Other things to consider are the startup costs and annual fees that often come with a HELOC, including:
- appraisal fees
- Application costs
- closing costs
- annual dues
- inactivity fees
- Commissions for prepayment
How to get a home equity loan
A home equity loan may be a better option if you don’t need access to money for an extended period of time. Home equity loans offer a one-time, one-time payment, which could be all you need to pay for a new roof, install a pool, or finance any other major home improvement. Follow these steps to find a home equity loan that meets your needs:
- Determine the amount you want to borrow. Understanding how much money you need to achieve your goal will help you when you shop and compare loan deals.
- Calculate the value of your home. You will need at least 15% to 20% equity to qualify for a home equity loan. To determine how much equity you have, subtract your current mortgage balance from the market value of your home.
- Shop and compare rates from multiple lenders. Interest rates and payment terms vary by lender, so it’s worth comparing several loan offers to find the right one. best rate and terms to you.

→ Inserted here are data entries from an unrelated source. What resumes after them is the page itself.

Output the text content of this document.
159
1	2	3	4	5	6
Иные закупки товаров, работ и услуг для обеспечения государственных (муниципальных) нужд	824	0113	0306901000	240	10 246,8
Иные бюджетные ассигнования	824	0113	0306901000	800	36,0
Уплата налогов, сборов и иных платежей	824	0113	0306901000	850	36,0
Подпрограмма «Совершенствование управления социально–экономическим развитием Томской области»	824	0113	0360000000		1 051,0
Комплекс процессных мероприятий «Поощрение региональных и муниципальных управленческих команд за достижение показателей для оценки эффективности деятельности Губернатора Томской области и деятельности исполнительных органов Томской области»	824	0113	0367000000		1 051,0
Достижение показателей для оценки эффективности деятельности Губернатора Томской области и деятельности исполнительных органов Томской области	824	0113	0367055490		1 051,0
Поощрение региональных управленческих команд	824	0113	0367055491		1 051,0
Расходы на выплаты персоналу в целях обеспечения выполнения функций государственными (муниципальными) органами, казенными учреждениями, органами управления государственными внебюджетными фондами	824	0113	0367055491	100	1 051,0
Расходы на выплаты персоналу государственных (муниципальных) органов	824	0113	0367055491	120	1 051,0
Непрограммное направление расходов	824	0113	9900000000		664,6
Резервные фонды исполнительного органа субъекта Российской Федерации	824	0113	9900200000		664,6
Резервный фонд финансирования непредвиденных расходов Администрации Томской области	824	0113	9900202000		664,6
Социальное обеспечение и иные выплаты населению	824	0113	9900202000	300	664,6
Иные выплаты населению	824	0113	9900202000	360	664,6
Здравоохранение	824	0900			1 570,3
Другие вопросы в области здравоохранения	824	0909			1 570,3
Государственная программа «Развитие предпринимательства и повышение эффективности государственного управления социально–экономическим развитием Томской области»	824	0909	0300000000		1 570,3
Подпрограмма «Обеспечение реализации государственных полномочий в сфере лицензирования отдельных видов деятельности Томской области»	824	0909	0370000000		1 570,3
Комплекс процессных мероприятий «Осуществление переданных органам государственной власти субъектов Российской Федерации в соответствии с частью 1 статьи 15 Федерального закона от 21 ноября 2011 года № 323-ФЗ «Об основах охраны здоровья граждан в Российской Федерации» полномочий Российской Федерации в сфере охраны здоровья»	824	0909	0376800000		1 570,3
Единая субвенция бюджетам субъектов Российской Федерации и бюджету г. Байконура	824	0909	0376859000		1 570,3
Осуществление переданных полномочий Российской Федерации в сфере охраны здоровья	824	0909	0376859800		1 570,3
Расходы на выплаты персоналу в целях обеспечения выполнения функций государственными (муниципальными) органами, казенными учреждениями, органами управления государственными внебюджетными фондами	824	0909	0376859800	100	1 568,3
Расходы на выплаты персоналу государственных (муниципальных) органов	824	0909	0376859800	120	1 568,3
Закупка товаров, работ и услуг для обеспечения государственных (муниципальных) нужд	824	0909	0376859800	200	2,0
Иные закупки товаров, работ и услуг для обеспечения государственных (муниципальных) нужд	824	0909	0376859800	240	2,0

- Submit your request. Once you’ve chosen a lender, you’ll want to fill out an application and provide requested documentation, such as recent pay stubs, bank statements, and employment verification.
- Sign up for your loan. Once your loan processing is complete, you can pay any closing fees and open your new loan account.
How to get a HELOC
If you have at least 15% equity in your home, you may qualify for a HELOC, and lenders will consider your credit, debt-to-income ratio, and other factors. These are the steps to follow to obtain a home equity loan:
- Shop and compare lenders. It is wise to shop with multiple lenders to ensure you get the best deal. Compare loans, interest rates and terms to find the best HELOC for your needs.
- Gather supporting documents. Before you apply, gather your government-issued identification, bank and investment account statements, pay stubs, W-2 forms, and other documents confirming your citizenship, income, and employment status.
- Complete the application. Fortunately, you can usually complete a home equity loan application quickly and easily online. After you submit your application, your loan officer may ask you to submit additional documents or schedule an appraisal of the property.
- Close your loan. On the closing date, you will sign documents, pay closing fees, and activate your HELOC. Processing and closing of your loan can take anywhere from two to six weeks.
Which is better: home equity loan or HELOC?
Decide between a home equity loan and a HELOC it can come down to when you need the money. A home equity loan may be better for you if you need a large amount to cover a major one-time expense, like an unexpected medical bill.
Conversely, a home equity line of credit might be better if you don’t need all the money right away because you only pay interest on the amount you borrow.
Before you decide, crunch the numbers and compare the interest rates, fees and terms of your current loan with a home equity product.
If you’re ready to apply for a home loan, Credible lets you quickly and easily compare mortgage rates to find one that’s right for you.